PRIME Minister Liz Truss will be getting a letter warning of the perilous state of social care in Dorset.

Council leader Spencer Flower will tell the new Prime Minister and Health Minister of the need for additional funding to help counties like Dorset which have a higher-than-average number of older people.

The letter, although already drafted, is now unlikely to be sent until well after the funeral of the Queen.

The plan to send it was revealed by Deputy Council leader Peter Wharf who has warned of the potential for a “huge hole” in the authority’s adult social care budget.

Many Dorset care sector businesses have closed during Covid and the sector continues to have problems recruiting and retaining staff.

A staggering 22 per cent of all social care beds in the county are currently empty, more than 700 spaces – although hospitals are having trouble discharging patients because social care cannot be arranged, leading to a backlog on wards.

Many of the social care beds are available, but not in use, because care home owners cannot find enough staff to operate them, or because they cannot afford to re-open sections of homes they had already mothballed to help defer rapidly rising costs.

Profit margins for smaller operators are said to be around 5% with many reporting year-on-year loses. The optimal operational size for a care home is said to be 62 beds yet few in Dorset have that many.

Dorset councillors have heard of mounting concern for the sector where around a third of all staff leave each year for other jobs, often in hospitality and tourism, even though these sectors are also traditionally low payers, and often only offering seasonal or zero-hours work.

Problems in recruiting staff have been compounded by the rising cost of travel to and from work and many foreign workers having returned home drastically reducing the size of the available workforce.

Skills for Care, the industry training body, suggests that in Dorset another 3,600 care workers will be needed by 2035.

Dorset Council has been able to offered some help to the sector locally with an uplift in contract payments and help with recruiting and training – although with limited success so far.

Cllr Cathy Lugg said that without affordable housing for care workers, close to where they are needed, the situation will only get worse.

“People who aspire to work in the care sector cannot afford to live here,” she said.

Around 1,850 people are in residential care in Dorset at the present time, the majority of them entirely funding their care from their own resources.

This is likely to change with planned reforms which may mean councils having to step in and offer financial support for a larger number of people than it currently helps.

Concerns have also been raised about planned national changes to the social care funding system which will put an additional burden on council staff with an expected big rise in assessments and further bills for the council’s adult social care budget to help meet care costs for those who have already spent up to the new limit on their care set by the Government.

Prior to the recent changes in leadership the Government suggested it would fund much of the cost of the new system, but Dorset Council’s deputy leader Cllr Peter Wharf has warned that the new arrangements still has the potential to leave “a huge hole” in the council’s finances.

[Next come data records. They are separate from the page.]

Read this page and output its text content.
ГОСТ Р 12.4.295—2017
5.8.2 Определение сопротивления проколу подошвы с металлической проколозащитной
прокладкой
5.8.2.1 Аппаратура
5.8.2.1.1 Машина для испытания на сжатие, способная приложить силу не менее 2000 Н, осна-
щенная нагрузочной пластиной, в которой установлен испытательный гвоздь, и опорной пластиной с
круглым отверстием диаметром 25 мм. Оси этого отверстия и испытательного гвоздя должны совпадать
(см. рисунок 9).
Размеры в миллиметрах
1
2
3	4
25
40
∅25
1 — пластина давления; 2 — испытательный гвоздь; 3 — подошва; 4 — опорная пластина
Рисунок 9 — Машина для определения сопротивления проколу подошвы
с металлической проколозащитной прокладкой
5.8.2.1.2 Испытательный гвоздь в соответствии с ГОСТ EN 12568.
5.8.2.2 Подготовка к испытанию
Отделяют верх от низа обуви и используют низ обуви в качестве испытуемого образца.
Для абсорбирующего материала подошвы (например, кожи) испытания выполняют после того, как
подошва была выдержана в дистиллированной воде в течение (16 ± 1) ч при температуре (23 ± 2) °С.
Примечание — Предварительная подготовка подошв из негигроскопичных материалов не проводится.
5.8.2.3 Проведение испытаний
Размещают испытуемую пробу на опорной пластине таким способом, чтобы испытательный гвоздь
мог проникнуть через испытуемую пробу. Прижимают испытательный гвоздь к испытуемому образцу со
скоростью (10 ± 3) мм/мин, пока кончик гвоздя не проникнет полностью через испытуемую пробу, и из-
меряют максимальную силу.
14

All this comes at a time when more of the county’s population are needing care as they age and become unwell.

Perversely some better-off people are going into residential care before they need to, only to run out of money and then call on Dorset Council to then step in and help fund some of the cost of their care later in life because the limit of their assets has fallen below the nationally-set minimum limit.

Dorset currently has around 3,500 social care beds – 54 per cent of them being used by people who self-fund their own care; 24per cent contracted by Dorset Council and 22per cent vacant.